Se ne parla da mesi o forse da anni: associazioni, volontari, appassionati e maniaci del treno mettono in campo ormai innumerevoli iniziative per recuperare o rilanciare le vecchie ferrovie, siano esse dismesse o “sospese” per un ri-utilizzo turistico.

Le stesse Ferrovie dello Stato hanno dato vita ad una Fondazione, egregiamente guidata dall’ing. Cantamessa,  che ha sviluppato una miriade di attività per recuperare alla fruizione pubblica di strutture, officine, stazioni, carrozze e locomotive, altrimenti destinati ad un sicuro abbandono.

Linee ancora utilizzabili possono essere percorse da treni moderni o storici oppure possono essere riadattate a percorsi ciclabili, diventare piste per il turismo equestre o destinate al trekking: centinaia di migliaia di persone guardano a queste opportunità di svago (o di semplice attività fisica) con interesse e curiosità. Le proposte, dall’Alto Adige alla Sicilia sono tantissime e, soprattutto, molto frequentate. Ed è ora di mettere ordine.

La politica sta facendo la sua parte ed entro la fine del mese dovrebbe essere definitivamente approvata al Senato, dopo l’ok unanime della Camera, la Legge sulle ferrovie storiche e turistiche. Il ministero dei Beni Culturali e del Turismo ha licenziato il Piano Strategico del Turismo 2017-2020 in cui si insiste sui principi che caratterizzano trasversalmente il Piano: sostenibilità, accessibilità e innovazione.

Come avviene in altri settori, anche il turismo registra un’evoluzione della domanda che non si concentra più solo sulla destinazione ma ricerca situazioni uniche e coinvolgenti capaci di trasformare una vacanza in un’esperienza da ricordare e condividere.

In coordinamento con il Piano Straordinario per la Mobilità Turistica del MIT, il Governo è impegnato nel miglioramento della mobilità per il turismo e lo dovrebbe sviluppare condividendo gli obiettivi con gli operatori del settore e i principali stakeholder anche attraverso – citiamo testualmente – il documento del Governo “progetti strategici e pilota per lo sviluppo di una Rete della mobilità dolce (ad esempio ciclovie, cammini e servizi ferroviari turistici)”.
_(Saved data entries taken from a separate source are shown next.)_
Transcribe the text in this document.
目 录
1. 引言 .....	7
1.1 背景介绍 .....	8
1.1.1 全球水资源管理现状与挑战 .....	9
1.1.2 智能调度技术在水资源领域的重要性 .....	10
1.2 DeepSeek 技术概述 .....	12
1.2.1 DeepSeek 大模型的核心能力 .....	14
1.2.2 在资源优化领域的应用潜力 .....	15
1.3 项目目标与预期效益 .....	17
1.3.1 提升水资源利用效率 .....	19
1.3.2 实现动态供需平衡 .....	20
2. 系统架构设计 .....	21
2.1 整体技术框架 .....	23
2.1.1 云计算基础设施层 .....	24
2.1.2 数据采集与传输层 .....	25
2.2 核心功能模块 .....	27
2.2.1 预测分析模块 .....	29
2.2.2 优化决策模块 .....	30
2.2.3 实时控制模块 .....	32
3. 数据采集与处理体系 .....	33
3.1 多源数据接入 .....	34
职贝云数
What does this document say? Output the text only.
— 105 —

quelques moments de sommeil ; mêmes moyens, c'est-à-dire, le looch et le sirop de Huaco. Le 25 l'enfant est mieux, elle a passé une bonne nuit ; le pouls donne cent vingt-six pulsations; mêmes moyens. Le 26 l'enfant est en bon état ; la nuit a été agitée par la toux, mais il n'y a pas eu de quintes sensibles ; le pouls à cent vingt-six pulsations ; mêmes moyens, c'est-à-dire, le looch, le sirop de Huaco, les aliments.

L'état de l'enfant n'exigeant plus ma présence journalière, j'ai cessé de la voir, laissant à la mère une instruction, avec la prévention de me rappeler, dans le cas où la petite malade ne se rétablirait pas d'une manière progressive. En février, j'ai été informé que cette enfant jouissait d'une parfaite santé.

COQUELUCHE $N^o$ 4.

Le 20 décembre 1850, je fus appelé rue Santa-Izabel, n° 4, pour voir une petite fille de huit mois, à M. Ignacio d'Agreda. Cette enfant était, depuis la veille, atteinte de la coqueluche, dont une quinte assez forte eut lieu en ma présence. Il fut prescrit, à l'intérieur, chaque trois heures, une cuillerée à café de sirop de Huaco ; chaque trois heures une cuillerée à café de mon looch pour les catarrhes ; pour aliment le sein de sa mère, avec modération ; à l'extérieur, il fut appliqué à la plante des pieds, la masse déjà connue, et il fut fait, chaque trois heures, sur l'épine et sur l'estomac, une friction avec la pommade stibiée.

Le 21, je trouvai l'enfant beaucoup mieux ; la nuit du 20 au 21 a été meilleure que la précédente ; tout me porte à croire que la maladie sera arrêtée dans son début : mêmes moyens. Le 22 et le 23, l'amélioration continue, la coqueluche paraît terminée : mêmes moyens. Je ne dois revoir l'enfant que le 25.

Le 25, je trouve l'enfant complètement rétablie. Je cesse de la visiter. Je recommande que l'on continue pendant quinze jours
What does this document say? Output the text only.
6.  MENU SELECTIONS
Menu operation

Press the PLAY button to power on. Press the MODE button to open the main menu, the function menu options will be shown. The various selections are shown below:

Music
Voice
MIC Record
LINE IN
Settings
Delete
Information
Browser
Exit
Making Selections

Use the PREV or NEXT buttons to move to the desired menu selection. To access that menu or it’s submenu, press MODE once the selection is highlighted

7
Andrà favorita al massimo l’intermodalità, a partire dalle “porte di accesso” dei flussi internazionali, – citiamo ancora – “ per garantire la “permeabilità” dei luoghi, di valorizzare il patrimonio infrastrutturale quale elemento della strategia generale di attrattività dei luoghi e di sviluppo sostenibile del territorio”.

E proprio in questa linea strategica si è inserita la lodevolissima iniziativa organizzata la scorsa settimana da Asstra e dalle Ferrovie della Calabria, che hanno  raccolto attorno ad un tavolo nella splendida cornice del Parco Nazionale della Sila esperti, parlamentari e molte delle aziende ferroviarie regionali impegnate in progetti di valorizzazione storica e turistica. C’erano, naturalmente, le Ferrovie della Calabria, che per l’occasione hanno organizzato per i partecipanti al convegno un viaggio su una locomotiva a vapore del 1925 e c’erano i cugini delle Appulo Lucane, i sardi dell’Arst , quelli della Circumetnea  e dell’Eav campana e, per salire al nord i responsabili della Domodossola-Locarno.

L’esperienza del treno della Sila, così come numerose altre che si stanno organizzando in tutta Italia per riutilizzare centinaia e centinaia di chilometri e stazioni abbandonate con l’idea di un turismo di qualità e destinato al recupero di luoghi e territori a rischio di abbandono ma ancora pienamente fruibili, fa ben sperare. Il buon turismo può essere anche qui, lontano dai posti super-affollati e dalle mete troppo sfruttate. Anche in questo caso le esperienze di altri paesi europei ci indicano la strada giusta. Ci sono già idee e buone pratiche e coniugando mobilità dolce, ferrovie storiche e turistiche, piste ciclabili con percorsi dell’eccellenza agro-alimentare dei nostri mille territori i risultati possono essere più vicini di quanto si possa sperare.